Department of Laboratory Medicine, Shanghai Eastern Hepatobiliary Surgery Hospital, Shanghai, China.
Department of Laboratory Medicine, Mengchao Hepatobiliary Hospital of Fujian Medical University, Fuzhou.
Int J Cancer. 2021 Aug 1;149(3):717-727. doi: 10.1002/ijc.33564. Epub 2021 Mar 26.
Alpha-fetoprotein (AFP)-negative hepatocellular carcinoma (ANHCC) patients account for more than 30% of the whole entity of HCC patients and are easily misdiagnosed. This three-phase study was designed to find and validate new ANHCC N-glycan markers which identified from The Cancer Genome Atlas (TCGA) database and noninvasive detection. Differentially expressed genes (DEGs) of N-glycan biosynthesis and degradation related genes were screened from TCGA database. Serum N-glycan structure abundances were analyzed using N-glycan fingerprint (NGFP) technology. Totally 1340 participants including ANHCC, chronic liver diseases and healthy controls were enrolled after propensity score matching (PSM). The Lasso algorithm was used to select the most significant N-glycan structures abundances. Three machine learning models [random forest (RF), support vector machine (SVM) and logistic regression (LR)] were used to construct the diagnostic algorithms. All 13N-glycan structure abundances analyzed by NGFP demonstrated significant and was enrolled by Lasso. Among the three machine learning models, LR algorithm demonstrated the best diagnostic performance for identifying ANHCC in training cohort (LR: AUC: 0.842, 95%CI: 0.784-0.899; RF: AUC: 0.825, 95%CI: 0.766-0.885; SVM: AUC: 0.610, 95%CI: 0.527-0.684). This LR algorithm achieved a high diagnostic performance again in the independent validation (AUC: 0.860, 95%CI: 0.824-0.897). Furthermore, the LR algorithm could stratify ANHCC into two distinct subgroups with high or low risks of overall survival and recurrence in follow-up validation. In conclusion, the biomarker panel consisting of 13N-glycan structures abundances using the best-performing algorithm (LR) was defined and indicative as an effective tool for HCC prediction and prognosis estimate in AFP negative subjects.

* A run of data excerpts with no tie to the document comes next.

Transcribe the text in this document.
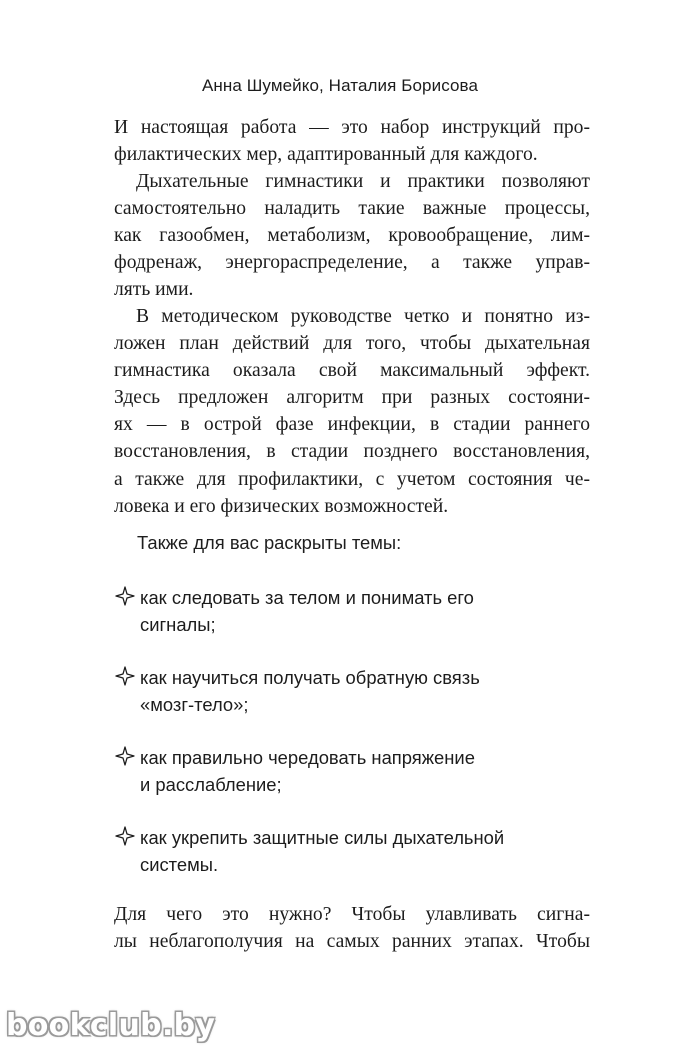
Анна Шумейко, Наталия Борисова
И настоящая работа — это набор инструкций про-
филактических мер, адаптированный для каждого.
Дыхательные гимнастики и практики позволяют
самостоятельно наладить такие важные процессы,
как газообмен, метаболизм, кровообращение, лим-
фодренаж, энергораспределение, а также управ-
лять ими.
В методическом руководстве четко и понятно из-
ложен план действий для того, чтобы дыхательная
гимнастика оказала свой максимальный эффект.
Здесь предложен алгоритм при разных состояни-
ях — в острой фазе инфекции, в стадии раннего
восстановления, в стадии позднего восстановления,
а также для профилактики, с учетом состояния че-
ловека и его физических возможностей.
Также для вас раскрыты темы:
как следовать за телом и понимать его
сигналы;
как научиться получать обратную связь
«мозг-тело»;
как правильно чередовать напряжение
и расслабление;
как укрепить защитные силы дыхательной
системы.
Для чего это нужно? Чтобы улавливать сигна-
лы неблагополучия на самых ранних этапах. Чтобы
bookclub.by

甲胎蛋白阴性肝细胞癌(ANHCC)患者占 HCC 患者总数的 30%以上,且易误诊。本研究采用三阶段设计,旨在从癌症基因组图谱(TCGA)数据库中寻找和验证新的 ANHCC N-糖基化标记物,并进行无创检测。从 TCGA 数据库中筛选出与 N-糖基化生物合成和降解相关的差异表达基因(DEGs)。采用 N-糖基化指纹(NGFP)技术分析血清 N-糖基化结构丰度。通过倾向性评分匹配(PSM),共纳入包括 ANHCC、慢性肝病和健康对照组在内的 1340 名参与者。采用 Lasso 算法筛选出最显著的 N-糖基化结构丰度。采用随机森林(RF)、支持向量机(SVM)和逻辑回归(LR)三种机器学习模型构建诊断算法。所有通过 NGFP 分析的 13 种 N-糖基化结构丰度均具有显著差异,并被 Lasso 筛选出。在三种机器学习模型中,LR 算法在训练队列中对识别 ANHCC 的诊断性能最佳(LR:AUC:0.842,95%CI:0.784-0.899;RF:AUC:0.825,95%CI:0.766-0.885;SVM:AUC:0.610,95%CI:0.527-0.684)。该 LR 算法在独立验证中再次取得了较高的诊断性能(AUC:0.860,95%CI:0.824-0.897)。此外,LR 算法在随访验证中可以将 ANHCC 分为总体生存和复发风险高低两个不同亚组。总之,由使用最佳算法(LR)的 13 种 N-糖基化结构丰度组成的生物标志物谱被定义为 AFP 阴性患者 HCC 预测和预后估计的有效工具。